TRIBUNNEWS.COM – Presiden Rusia Vladimir Putin dilaporkan bersedia berkunjung ke Turki jika diantar atau dikawal dengan jet tempur Rusia.
Sejak tahun lalu Putin sudah berulang kali menunda atau membatalkan kunjungannya ke Turki yang menjadi anggota Pakta Pertahanan Atlantik Utara (NATO).
Para pejabat Rusia mengungkapkan sejumlah alasan yang diduga menjadi alasan pembatalan kunjungan itu.
Beberapa mengatakan Putin menghindari kunjungan ke negara-negara yang bukan anggota Uni Soviet sejak perang Rusia-Ukraina meletus. Yang lainnya berujar bahwa Rusia pada awal tahun ini adalah alasannya.
Sementara itu, dikutip dari Middle East Eye, sumber yang dekat Rusia mengatakan syarat-syarat yang diminta Putin adalah alasan utama kunjungannya ke Turki ditunda.

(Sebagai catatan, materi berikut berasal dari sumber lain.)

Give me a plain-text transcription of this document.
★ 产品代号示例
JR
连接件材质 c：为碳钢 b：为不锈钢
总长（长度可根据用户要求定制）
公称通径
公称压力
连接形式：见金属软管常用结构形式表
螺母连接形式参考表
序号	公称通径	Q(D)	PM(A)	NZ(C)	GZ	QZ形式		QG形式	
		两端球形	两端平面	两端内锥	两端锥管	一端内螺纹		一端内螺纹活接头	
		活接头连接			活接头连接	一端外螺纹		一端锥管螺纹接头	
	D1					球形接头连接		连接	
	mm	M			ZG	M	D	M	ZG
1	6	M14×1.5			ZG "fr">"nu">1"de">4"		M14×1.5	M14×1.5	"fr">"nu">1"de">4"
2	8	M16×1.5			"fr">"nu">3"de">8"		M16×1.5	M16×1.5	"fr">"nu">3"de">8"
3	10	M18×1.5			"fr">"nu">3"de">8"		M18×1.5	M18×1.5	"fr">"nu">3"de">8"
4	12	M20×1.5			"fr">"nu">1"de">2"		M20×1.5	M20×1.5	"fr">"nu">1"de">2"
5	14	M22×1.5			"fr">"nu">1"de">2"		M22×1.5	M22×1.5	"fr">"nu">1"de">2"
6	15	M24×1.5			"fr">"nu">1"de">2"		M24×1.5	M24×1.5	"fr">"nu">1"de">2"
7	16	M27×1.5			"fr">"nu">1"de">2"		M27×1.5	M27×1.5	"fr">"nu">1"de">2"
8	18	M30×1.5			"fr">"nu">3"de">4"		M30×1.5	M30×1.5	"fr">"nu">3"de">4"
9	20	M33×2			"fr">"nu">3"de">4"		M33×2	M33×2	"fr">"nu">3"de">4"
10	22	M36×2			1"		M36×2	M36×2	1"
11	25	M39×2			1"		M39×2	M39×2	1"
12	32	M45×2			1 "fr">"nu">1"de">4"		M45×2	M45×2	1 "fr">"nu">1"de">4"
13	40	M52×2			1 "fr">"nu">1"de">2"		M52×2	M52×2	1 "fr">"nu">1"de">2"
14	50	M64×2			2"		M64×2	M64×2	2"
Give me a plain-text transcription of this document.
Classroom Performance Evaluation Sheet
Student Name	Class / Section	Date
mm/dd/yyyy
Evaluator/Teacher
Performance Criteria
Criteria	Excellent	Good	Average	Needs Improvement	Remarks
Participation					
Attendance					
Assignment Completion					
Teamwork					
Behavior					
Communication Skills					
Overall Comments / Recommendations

Sumber itu mengklaim Putin akan bersedia terbang ke Turki apabila dia dikawal oleh jet tempur Rusia. Barangkali Putin mengkhawatirkan kemampuan Ukraina untuk menembak jatuh pesawat di jalur terbang.
Adapun permintaan Rusia agar Putin terbang dikawal jet tempur Rusia dan mendarat di wilayah Turki menjadi persoalan rumit. Sistem pertahanan udara NATO di Turki bisa menganggap jet tempur itu sebagai target militer.
Kata sumber yang mengetahui hal itu, besar kemungkinan Turki tidak akan mematikan sistem pertahanan itu untuk memenuhi permintaan Rusia.
Adapun pejabat Rusia dan Turki sudah membahas bahwa Putin akan tiba di Turki pada minggu pertama bulan Oktober mendatang.
Namun, sumber mengatakan permintaan Putin di atas akan membuat kunjungan itu mungkin tidak dilaksanakan. Adapun Putin terakhir kali berkunjung ke Turki tahun 2014.
Dua mantan duta besar Turki mengatakan permintaan Rusia itu sangat tidak wajar.
Baca juga: Teman Dekat Putin Dibuang Zelensky: Tukar Orang Ini dengan Warga Kami yang Ditawan Rusia
“Pemerintah Turki mungkin mengirim jet tempur untuk mengirim jet tempur untuk mengawal kepala negara lain sebagai salah satu isyarat,” kata salah satu mantan duta besar Turki.
“Namun, saya tidak mengingat kapan ada kunjungan ketika kepala negara lain ingin membawa jet tempurnya.”
Sementara itu, mantan dubes lainnya menyebut tidak ada protokol khusus untuk permintaan seperti itu sehingga menjadi perdebatan.